The second spike appears later on the non-specific ("general") graph, compared with the specific endpoint, because the X axis of the non-specific graph includes transmitted data from two endpoints in the segment between the two spikes.

A similar gap also occurred with the Intel controller (click to enlarge):

Intel B150: BULK OUT pauses in data flow, specific endpointIntel B150: BULK OUT pauses in data flow, general

These large gaps didn’t appear consistently in the same positions, and sometimes not at all, so they are not necessarily related directly to this USB controller or another, even though they seemed to appear more often on some controllers and not at all on others.

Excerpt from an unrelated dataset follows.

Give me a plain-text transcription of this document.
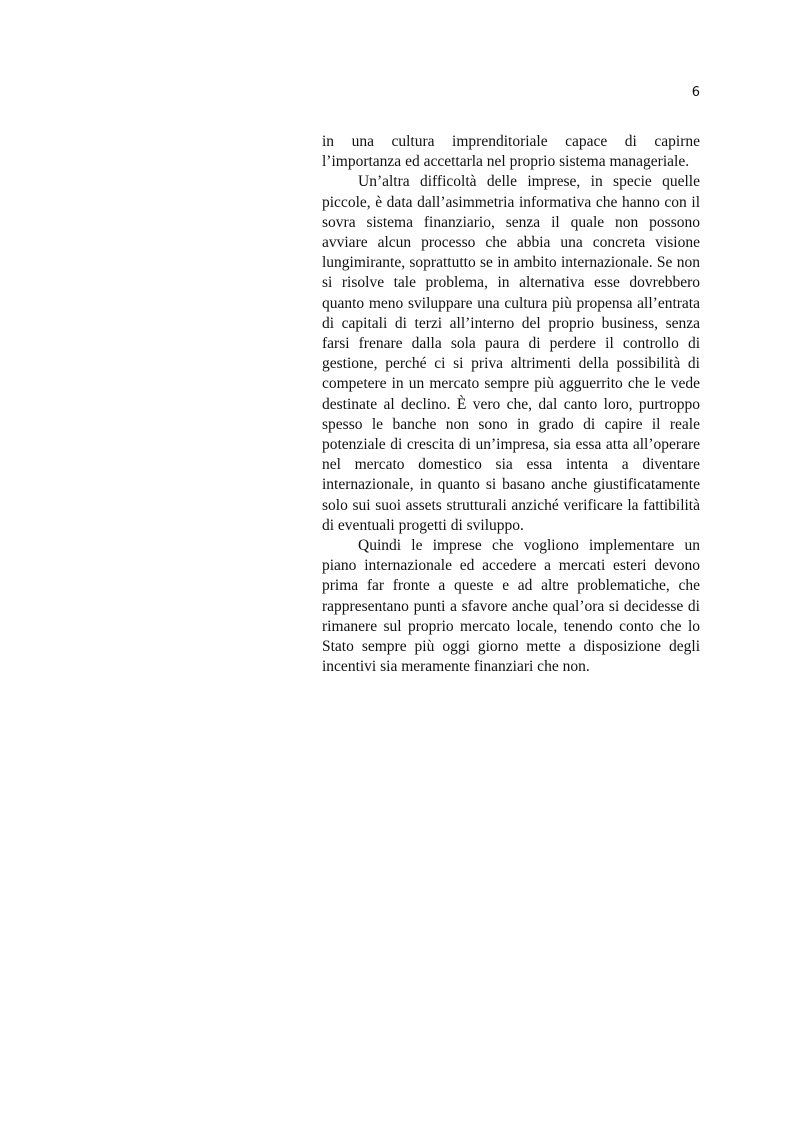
6

in una cultura imprenditoriale capace di capirne l’importanza ed accettarla nel proprio sistema manageriale.

Un’altra difficoltà delle imprese, in specie quelle piccole, è data dall’asimmetria informativa che hanno con il sovra sistema finanziario, senza il quale non possono avviare alcun processo che abbia una concreta visione lungimirante, soprattutto se in ambito internazionale. Se non si risolve tale problema, in alternativa esse dovrebbero quanto meno sviluppare una cultura più propensa all’entrata di capitali di terzi all’interno del proprio business, senza farsi frenare dalla sola paura di perdere il controllo di gestione, perché ci si priva altrimenti della possibilità di competere in un mercato sempre più agguerrito che le vede destinate al declino. È vero che, dal canto loro, purtroppo spesso le banche non sono in grado di capire il reale potenziale di crescita di un’impresa, sia essa atta all’operare nel mercato domestico sia essa intenta a diventare internazionale, in quanto si basano anche giustificatamente solo sui suoi assets strutturali anziché verificare la fattibilità di eventuali progetti di sviluppo.

Quindi le imprese che vogliono implementare un piano internazionale ed accedere a mercati esteri devono prima far fronte a queste e ad altre problematiche, che rappresentano punti a sfavore anche qual’ora si decidesse di rimanere sul proprio mercato locale, tenendo conto che lo Stato sempre più oggi giorno mette a disposizione degli incentivi sia meramente finanziari che non.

It’s not clear why these large gaps occurred exactly as a new BULK OUT endpoint began transmitting data. It could be related to the xHCI driver, or even possibly to the intense memory allocation that goes along with starting a new XillyUSB stream. The exact reason is not necessarily important to find, since the point is that pauses come out of nowhere.

Conclusion

USB BULK endpoints were designed to carry data that isn't sensitive to time delays, and consequently the USB protocol doesn't say anything about latency or bandwidth utilization regarding these. And indeed, SuperSpeed USB controllers take this liberty to different directions. Even though their designs seem to have attempted to perform in a favorable way, it appears like different goals have been set for each such design. And at times, controllers with obvious practical flaws are found in the market, as they remain within the protocol's requirements.

As this page merely covers a handful of USB controllers, there are clearly other phenomena that aren't covered here in existing and future USB controllers. Any device and its host software must tolerate bandwidth outages significantly larger than those shown here in order to ensure proper functionality with any computer hardware it may encounter.